Penetapan nama Ma'ruf Amin sebagai sosok pendamping Jokowi  langsung diumumkan sendiri oleh pasangan Capresnya pada Kamis sore (9/8/2018) jelang Maghrib. Menyusul kemudian, Prabowo menetapkan Sandiaga Uno sebagai Cawapresnya pada hari yang sama menjelang tengah malam. Kemunculan kedua nama tersebut dapat dikategorikan sebagai sebuah kejutan, karena sebelumnya tidak terbaca jelas di daftar survei.Â
Nama Mahfud Md praktis lebih kencang terdengar dibanding Ma'ruf Amin sebelum penetapan. Sementara, nama AHY juga muncul sebagai sosok terkuat pendamping Prabowo menjelang batas akhir pendaftaran pasangan calon di KPU.

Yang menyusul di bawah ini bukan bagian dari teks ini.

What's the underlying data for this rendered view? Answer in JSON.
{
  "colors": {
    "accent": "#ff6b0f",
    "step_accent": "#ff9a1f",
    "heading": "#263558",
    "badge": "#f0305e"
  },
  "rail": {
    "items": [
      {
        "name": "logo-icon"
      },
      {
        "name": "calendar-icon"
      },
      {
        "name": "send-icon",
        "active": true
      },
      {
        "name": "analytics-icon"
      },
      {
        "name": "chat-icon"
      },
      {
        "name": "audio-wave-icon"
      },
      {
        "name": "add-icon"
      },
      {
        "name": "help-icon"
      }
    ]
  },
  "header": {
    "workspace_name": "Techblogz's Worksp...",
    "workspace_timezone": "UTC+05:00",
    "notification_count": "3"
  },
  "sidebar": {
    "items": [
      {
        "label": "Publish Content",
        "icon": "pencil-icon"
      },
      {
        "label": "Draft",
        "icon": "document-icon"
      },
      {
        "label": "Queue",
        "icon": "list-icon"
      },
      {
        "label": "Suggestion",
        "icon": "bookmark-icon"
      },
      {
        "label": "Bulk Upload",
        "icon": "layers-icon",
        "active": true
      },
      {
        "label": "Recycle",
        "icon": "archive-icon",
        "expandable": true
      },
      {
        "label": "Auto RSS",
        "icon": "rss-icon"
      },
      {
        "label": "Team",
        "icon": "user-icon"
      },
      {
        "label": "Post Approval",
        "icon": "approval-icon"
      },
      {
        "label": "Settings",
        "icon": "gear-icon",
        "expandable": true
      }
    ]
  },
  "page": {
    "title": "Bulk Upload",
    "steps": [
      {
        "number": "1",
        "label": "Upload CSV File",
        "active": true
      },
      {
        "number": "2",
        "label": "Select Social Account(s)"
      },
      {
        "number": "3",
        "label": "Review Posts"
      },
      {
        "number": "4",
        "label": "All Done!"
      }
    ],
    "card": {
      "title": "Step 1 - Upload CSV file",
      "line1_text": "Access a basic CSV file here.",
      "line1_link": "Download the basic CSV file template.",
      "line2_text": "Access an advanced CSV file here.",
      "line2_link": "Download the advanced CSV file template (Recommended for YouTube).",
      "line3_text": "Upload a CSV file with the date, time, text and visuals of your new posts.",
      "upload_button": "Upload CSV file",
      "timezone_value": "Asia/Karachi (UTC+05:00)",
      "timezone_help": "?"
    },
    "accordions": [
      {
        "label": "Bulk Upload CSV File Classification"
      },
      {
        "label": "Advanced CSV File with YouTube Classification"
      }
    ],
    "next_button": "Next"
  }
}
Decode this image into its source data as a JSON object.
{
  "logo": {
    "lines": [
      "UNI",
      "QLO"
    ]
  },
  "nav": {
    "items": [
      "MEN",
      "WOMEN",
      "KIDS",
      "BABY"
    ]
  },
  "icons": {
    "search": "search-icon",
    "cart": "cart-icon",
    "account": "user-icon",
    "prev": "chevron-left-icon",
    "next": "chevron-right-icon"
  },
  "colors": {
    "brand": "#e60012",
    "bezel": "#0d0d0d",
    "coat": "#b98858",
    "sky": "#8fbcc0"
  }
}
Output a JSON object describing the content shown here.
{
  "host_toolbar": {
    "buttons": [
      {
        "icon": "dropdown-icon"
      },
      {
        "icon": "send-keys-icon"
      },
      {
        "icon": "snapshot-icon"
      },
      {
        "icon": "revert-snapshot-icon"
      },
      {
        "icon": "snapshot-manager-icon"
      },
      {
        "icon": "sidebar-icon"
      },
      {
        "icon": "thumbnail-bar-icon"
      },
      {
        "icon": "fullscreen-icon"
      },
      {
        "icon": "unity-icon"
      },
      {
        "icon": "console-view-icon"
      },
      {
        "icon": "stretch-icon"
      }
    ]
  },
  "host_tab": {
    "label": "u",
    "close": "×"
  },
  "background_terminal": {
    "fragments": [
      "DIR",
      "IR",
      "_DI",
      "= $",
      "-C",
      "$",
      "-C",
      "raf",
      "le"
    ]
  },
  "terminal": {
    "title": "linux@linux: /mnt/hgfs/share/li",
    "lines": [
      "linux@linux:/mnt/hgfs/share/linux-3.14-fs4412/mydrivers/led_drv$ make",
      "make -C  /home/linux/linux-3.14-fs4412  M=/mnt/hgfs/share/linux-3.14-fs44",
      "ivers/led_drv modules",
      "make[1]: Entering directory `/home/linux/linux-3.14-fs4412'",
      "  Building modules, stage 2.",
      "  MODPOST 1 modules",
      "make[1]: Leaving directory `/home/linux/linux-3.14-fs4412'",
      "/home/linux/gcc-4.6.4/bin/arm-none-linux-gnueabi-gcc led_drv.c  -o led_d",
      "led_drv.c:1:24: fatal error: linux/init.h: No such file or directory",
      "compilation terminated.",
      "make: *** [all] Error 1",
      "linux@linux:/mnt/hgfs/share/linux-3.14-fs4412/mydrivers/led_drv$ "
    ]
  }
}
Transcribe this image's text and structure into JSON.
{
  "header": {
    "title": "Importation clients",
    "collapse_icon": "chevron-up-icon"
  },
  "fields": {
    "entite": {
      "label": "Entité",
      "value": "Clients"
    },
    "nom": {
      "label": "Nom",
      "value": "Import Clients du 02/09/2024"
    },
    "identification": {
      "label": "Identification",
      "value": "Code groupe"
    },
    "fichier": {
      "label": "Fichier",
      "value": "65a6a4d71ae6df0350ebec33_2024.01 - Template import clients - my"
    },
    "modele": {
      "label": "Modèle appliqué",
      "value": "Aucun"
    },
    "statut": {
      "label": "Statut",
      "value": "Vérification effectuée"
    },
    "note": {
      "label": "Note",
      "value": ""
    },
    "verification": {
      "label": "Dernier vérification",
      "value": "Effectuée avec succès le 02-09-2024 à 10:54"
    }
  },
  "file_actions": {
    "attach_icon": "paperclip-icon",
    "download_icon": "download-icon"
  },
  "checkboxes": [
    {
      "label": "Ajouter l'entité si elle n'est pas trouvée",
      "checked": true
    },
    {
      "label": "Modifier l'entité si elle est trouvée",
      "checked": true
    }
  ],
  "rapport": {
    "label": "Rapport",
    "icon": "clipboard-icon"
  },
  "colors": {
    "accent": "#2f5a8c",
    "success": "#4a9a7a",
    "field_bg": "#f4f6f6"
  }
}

Baik Ma'ruf Amin maupun Sandiaga Uno setidaknya memberikan harapan akan ada sesuatu penawaran baru bagi masyarakat. Ma'ruf Amin maju sebagai pendampingi Jokowi, dan Sandiaga Uno maju bersama Prabowo Subianto. Kedua Pasangan Calon ini akan bertarung dalam ajang kontestasi Pilpres 2019. Berikut ini sekelumit kelebihan Ma'ruf Amin dan Sandiaga Uno.
Ma'ruf Amin, Politisi kawakan di politik dan pemerintahan
Mungkin banyak yang belum tahu, namun Pemilu 1971 adalah awal perjuangan politik bagi Ma'ruf Amin. Di tahun tersebut, beliau berhasil masuk ke dalam kancah perpolitikan di Jakarta dengan menjadi legislator DPRD DKI Jakarta di kala usianya masih 28 tahun lewat Partai Persatuan Pembangunan (PPP). Ma'ruf Amin pun tergolong memiliki kiprah cemerlang. Terbukti dirinya mampu menduduki beberapa posisi strategis. Jabatan Ketua Fraksi Partai Persatuan Pembangunan (PPP) dan juga Pimpinan Komisi A DPRD DKI Jakarta mampu diembannya selama menjadi Legislator.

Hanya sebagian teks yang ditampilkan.